Spielberg establishes the highpoint in an early scene in a town set for nuclear testing. Indy runs for security through a house full of nuclear family mannequins, watching Howdy Doody on TV. It’s the mileage-worn Indiana Jones who is himself the artifact against 1950s homemaking and Cold War technology. The scene’s brilliant final image of Indy facing an enormous mushroom cloud blends a pop icon with an era’s Zeitgeist. 


“It depends on who your god is,” Indy, at one point, retorts. This makes clear that despite the search for Christian relics in the first and third installments, this is a polytheistic series. If you can believe in gods, you can believe in aliens. Moving Indiana Jones from ’30s style adventure serials to the atomic age sci-fi that dominated B-movies in the 1950s is an inspired move.

Cate Blanchett, as head villain Irina Spalko, and Shia LaBeouf, as Indy’s new protege Mutt Williams, make a solid ensemble. But the story, which pits Jones against evil Commies who want to use a crystal skull to obtain ultimate power and a quest for El Dorado, never quite takes shape. Like too much in the movie, the character-based circle of life aspect of Indy’s aging isn’t organically woven to the narrative. The film becomes as unwieldy and unsatisfying as the title.

Spielberg allows such polarity between greatness and banality that when things get “cosmic,” the movie hasn’t the momentum to go further.
The different feel of things is fair game. It’s the screenplay’s inability to focus on tone and theme that leaves it as a bunch of interesting elements that aren’t concretely about anything. Because Spielberg does this stuff with a level of artistry above anyone, there’s spirit to the most miscalculated scenes. 

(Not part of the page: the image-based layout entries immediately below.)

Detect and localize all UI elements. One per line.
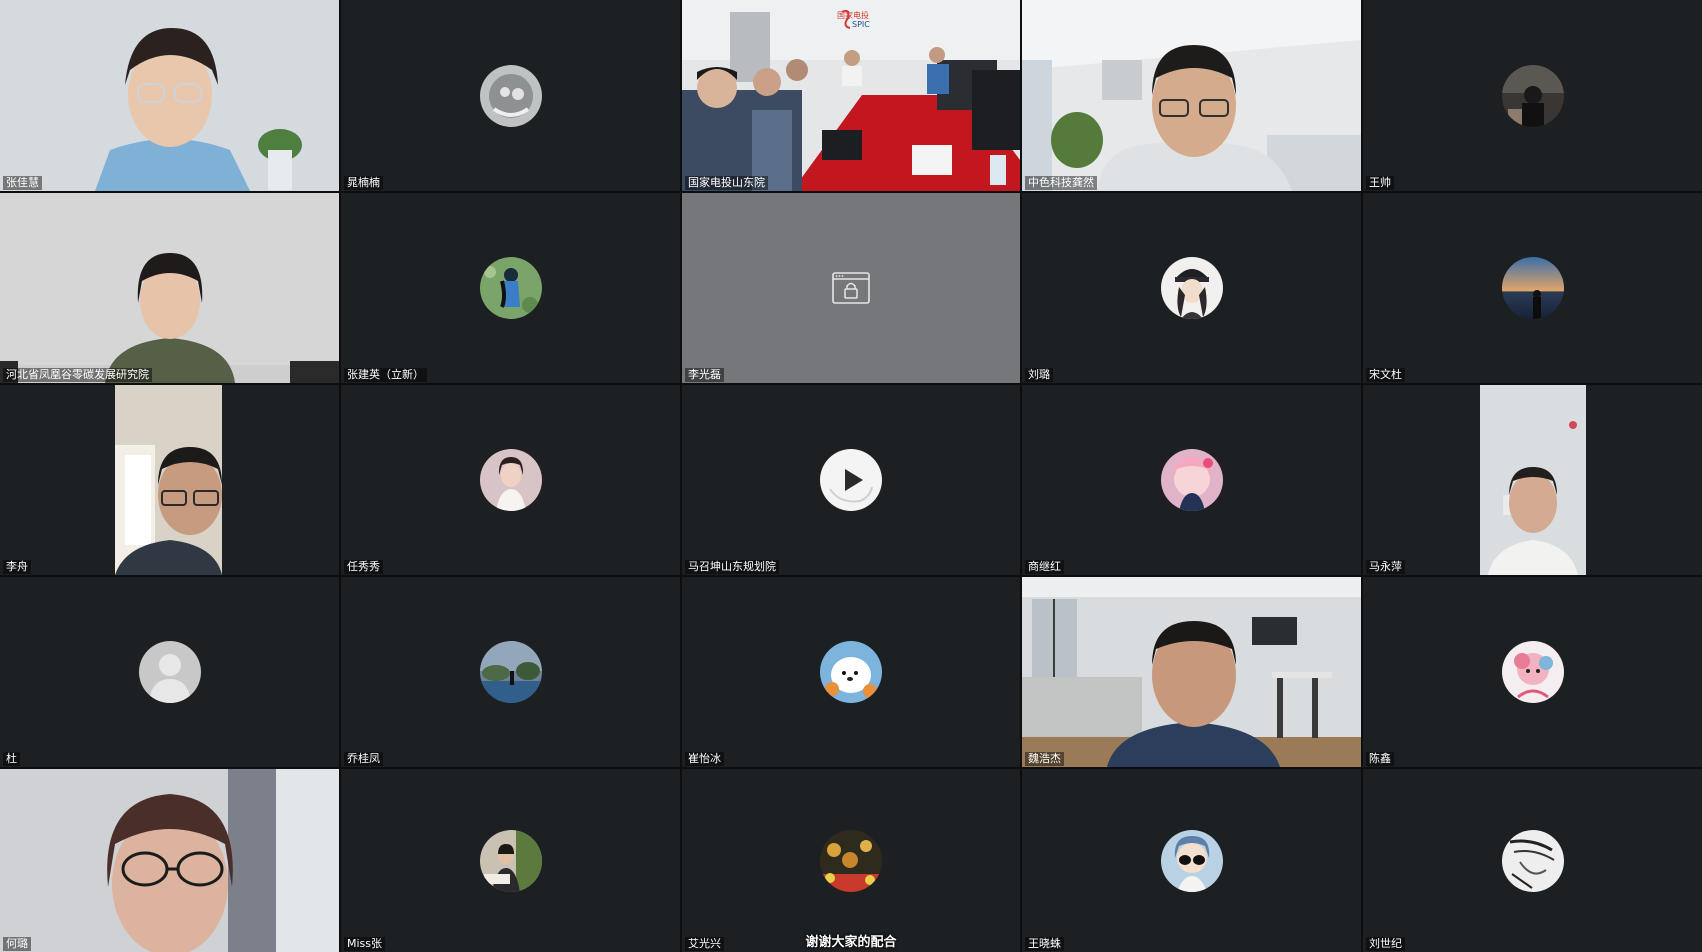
participant-tile-20[interactable]: 陈鑫 — [1363, 577, 1702, 767]
avatar — [1501, 829, 1564, 892]
avatar — [479, 829, 542, 892]
person-silhouette-icon — [138, 641, 201, 703]
avatar — [820, 641, 882, 703]
participant-tile-2[interactable]: 晁楠楠 — [341, 0, 680, 191]
participant-tile-8[interactable]: 李光磊 — [682, 193, 1020, 383]
video-grid: 张佳慧 晁楠楠 国家电投 SPIC 国家电投山东院 中色科技龚然 王帅 河北省凤… — [0, 0, 1702, 952]
avatar — [479, 64, 542, 127]
participant-tile-23[interactable]: 艾光兴 — [682, 769, 1020, 952]
participant-tile-17[interactable]: 乔桂凤 — [341, 577, 680, 767]
participant-name: 马永萍 — [1366, 560, 1405, 574]
participant-name: 任秀秀 — [344, 560, 383, 574]
play-icon[interactable] — [820, 449, 882, 511]
participant-tile-15[interactable]: 马永萍 — [1363, 385, 1702, 575]
participant-tile-19[interactable]: 魏浩杰 — [1022, 577, 1361, 767]
participant-tile-11[interactable]: 李舟 — [0, 385, 339, 575]
participant-name: 张建英（立新） — [344, 368, 427, 382]
avatar — [1160, 449, 1223, 511]
participant-name: 刘璐 — [1025, 368, 1053, 382]
participant-tile-9[interactable]: 刘璐 — [1022, 193, 1361, 383]
avatar — [479, 449, 542, 511]
participant-name: 乔桂凤 — [344, 752, 383, 766]
participant-video — [0, 769, 339, 952]
participant-name: 王帅 — [1366, 176, 1394, 190]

Though Spielberg has grown exponentially as a technical filmmaker since the early ’80s, his need to prove himself with this material is gone. Indy’s colleague (Jim Broadbent) has a nice line about life taking things away in old age, but then Spielberg, George Lucas and writer David Koepp don’t let their hero face any loss. There’s no nail-biting threat (a plunge over three waterfalls is Temple of Doom-redux without a punchline), and the violence is too Looney Tunes to live up to how the first two movies opened a world of horrors for kids in 
the ’80s.
Though its best parts are better than Last Crusade’s, it’s Spielberg’s most inconsistent movie since Hook. More accomplished than every action flick out there now, it remains a minor work from one of history’s most important pop artists.